Bild: Wolfgang-Hubertus Heil – erleuchteter Arbeitsminister
„Ja, kein Wunder. Da ist eindeutig ein Bruch!“, höre ich den Arzt sagen.
Aha, daher die Schmerzen, gut, jetzt verstehe ich. Und ärgere mich. Bin ich
doch fast dreißig Jahre alt geworden – ob aus starkem Knochenbau oder
allgemeiner Feigheit und Risikoscheuheit, das lasse ich einmal
dahingestellt –, ohne mir einen Knochen zu brechen. Und jetzt das! Auch
noch die Hand. Eine sogenannte Boxerfraktur.

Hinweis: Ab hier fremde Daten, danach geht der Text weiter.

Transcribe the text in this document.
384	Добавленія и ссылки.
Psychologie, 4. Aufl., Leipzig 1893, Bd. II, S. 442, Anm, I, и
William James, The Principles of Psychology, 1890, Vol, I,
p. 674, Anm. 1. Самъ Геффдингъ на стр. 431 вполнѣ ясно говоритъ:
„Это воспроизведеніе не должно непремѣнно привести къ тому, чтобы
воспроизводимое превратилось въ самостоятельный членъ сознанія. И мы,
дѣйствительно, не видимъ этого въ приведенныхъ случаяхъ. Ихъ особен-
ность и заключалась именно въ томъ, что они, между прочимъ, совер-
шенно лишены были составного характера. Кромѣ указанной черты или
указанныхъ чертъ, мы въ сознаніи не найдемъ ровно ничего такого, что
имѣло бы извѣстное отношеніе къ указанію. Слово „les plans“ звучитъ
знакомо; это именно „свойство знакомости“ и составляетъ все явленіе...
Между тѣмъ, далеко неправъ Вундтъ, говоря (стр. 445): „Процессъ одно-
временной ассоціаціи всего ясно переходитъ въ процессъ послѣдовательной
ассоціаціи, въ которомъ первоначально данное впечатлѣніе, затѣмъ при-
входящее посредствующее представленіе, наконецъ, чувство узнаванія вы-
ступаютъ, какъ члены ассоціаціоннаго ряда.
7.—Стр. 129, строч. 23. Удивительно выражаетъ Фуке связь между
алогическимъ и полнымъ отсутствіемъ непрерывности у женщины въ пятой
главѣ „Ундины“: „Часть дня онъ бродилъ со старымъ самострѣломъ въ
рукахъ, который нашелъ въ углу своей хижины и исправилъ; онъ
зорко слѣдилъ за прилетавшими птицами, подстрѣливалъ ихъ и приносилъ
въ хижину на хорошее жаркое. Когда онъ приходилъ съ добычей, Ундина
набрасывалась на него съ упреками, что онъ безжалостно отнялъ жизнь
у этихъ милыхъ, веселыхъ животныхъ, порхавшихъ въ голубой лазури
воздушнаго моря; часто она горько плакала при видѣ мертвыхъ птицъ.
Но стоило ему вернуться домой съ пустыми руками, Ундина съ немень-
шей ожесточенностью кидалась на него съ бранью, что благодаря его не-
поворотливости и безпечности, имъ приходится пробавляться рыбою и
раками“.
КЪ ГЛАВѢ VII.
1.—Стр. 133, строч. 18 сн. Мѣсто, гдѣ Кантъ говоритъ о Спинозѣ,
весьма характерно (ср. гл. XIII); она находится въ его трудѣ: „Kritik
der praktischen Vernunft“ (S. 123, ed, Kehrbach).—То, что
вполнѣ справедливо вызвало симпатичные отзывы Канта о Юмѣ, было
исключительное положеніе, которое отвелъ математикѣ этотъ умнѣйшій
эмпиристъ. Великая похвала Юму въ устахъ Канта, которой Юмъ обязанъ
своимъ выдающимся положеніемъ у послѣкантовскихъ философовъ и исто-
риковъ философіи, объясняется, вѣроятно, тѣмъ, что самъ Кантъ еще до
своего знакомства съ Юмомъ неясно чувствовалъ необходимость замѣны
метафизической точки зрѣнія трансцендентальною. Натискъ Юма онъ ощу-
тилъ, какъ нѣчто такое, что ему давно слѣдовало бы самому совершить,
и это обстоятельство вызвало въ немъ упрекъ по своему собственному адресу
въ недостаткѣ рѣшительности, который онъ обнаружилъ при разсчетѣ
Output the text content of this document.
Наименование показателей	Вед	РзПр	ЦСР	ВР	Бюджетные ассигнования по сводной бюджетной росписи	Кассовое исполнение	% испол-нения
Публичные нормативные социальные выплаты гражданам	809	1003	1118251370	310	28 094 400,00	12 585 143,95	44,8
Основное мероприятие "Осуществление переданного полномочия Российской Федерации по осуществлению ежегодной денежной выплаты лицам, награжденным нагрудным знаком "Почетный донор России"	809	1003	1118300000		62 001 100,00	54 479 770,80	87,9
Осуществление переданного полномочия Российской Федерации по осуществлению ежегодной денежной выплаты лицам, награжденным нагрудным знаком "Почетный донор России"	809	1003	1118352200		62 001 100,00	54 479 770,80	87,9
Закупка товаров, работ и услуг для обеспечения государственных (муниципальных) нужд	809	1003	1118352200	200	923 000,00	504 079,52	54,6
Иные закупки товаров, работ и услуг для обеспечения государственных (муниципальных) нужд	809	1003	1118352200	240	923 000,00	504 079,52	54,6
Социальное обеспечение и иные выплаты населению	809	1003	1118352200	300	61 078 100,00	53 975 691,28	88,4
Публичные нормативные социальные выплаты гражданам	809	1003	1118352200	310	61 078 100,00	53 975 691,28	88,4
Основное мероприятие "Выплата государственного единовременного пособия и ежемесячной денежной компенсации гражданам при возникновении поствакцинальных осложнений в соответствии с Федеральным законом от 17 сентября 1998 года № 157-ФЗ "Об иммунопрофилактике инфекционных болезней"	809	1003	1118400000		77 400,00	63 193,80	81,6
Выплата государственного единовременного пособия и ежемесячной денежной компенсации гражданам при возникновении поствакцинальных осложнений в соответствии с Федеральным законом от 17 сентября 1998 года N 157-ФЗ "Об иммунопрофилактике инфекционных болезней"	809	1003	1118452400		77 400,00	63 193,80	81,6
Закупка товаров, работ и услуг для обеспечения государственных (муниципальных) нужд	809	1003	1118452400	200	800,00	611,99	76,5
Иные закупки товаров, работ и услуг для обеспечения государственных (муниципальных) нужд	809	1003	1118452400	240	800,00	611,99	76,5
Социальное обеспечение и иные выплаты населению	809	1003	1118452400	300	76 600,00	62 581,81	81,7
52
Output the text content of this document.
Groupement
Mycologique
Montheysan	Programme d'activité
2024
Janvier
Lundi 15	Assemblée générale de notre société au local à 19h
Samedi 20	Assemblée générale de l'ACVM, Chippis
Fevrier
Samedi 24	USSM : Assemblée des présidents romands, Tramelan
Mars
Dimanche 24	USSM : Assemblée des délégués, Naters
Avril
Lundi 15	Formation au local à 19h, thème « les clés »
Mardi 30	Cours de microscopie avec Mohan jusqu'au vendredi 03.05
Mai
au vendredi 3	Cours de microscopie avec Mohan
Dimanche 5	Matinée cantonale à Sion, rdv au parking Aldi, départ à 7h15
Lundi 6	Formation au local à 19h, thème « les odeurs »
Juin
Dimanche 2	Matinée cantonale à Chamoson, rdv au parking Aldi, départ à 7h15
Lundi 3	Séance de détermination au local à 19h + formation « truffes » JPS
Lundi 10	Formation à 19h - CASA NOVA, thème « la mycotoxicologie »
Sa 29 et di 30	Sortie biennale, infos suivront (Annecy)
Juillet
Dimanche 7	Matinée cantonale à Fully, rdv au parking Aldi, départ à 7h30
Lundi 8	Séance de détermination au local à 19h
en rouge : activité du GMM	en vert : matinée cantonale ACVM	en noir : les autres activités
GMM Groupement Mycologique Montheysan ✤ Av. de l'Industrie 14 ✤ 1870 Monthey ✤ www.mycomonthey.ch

Alles so unangenehm, wie es klingt. Nach nur zwei Wochen in der Gipsschiene
habe ich bereits das Gefühl, einen in Mull gebundenen, mausetoten, vor sich
hin modernden Plattfisch als Hand mit mir herumzutragen. Regelrecht
erstaunlich, dass bis jetzt noch keine Fliegen um den Gips schwirren und,
wenn ich über die Straße gehe, kein Ungeziefer aus den Gullydeckeln
springt, um mir nachzulaufen.
Ich versuche mittlerweile größtmögliche Distanz zu meiner eigenen Hand zu
halten, entfremde mich also von meinem eigenen Körper. Warum ich das
erzähle? Erst einmal um eine gewisse Portion Mitleid zu erhaschen. Aber
natürlich liegt auch eine wertvolle Erkenntnis in dieser Geschichte. O
nein, höre ich es nun jaulen. Ganz recht! Selbst mir ist bewusst, dass
Knochenbrüche – wenn auch hoffentlich nicht für einzelne, traurige
Individuen, so doch zumindest im gesamtgesellschaftlichen Ganzen – etwas
Alltägliches sind. Mit der Boxerfraktur hat es allerdings seine eigene
Bewandtnis.
Anscheinend gibt es nach offiziellem Stand der Medizin nämlich keine andere
Möglichkeit, sich eine Hand so zu brechen, als jemandes Kiefer zu
zertrümmern, geht man jedenfalls nach den Ärzten und ihren Reaktionen. Ich
habe es dennoch geschafft, aber die Welt ist augenscheinlich noch nicht
bereit dafür, deshalb und der Spannung halber spare ich auch aus, was
meiner Hand wirklich zugestoßen ist. Drei Ärzte an der Zahl habe ich
bereits im Zuge meiner Verletzung getroffen. Jedes einzelne dieser Treffen,
eine Erfahrung, ein Perspektivwechsel zu meinem vorherigen Leben,
jedenfalls für die Länge einer Röntgenbehandlung. Ein Privilegiencheck auf
Krankenkasse.
„Wo ist denn der dazugehörige Kiefer?“ oder ein ungläubiges „Das ist ab…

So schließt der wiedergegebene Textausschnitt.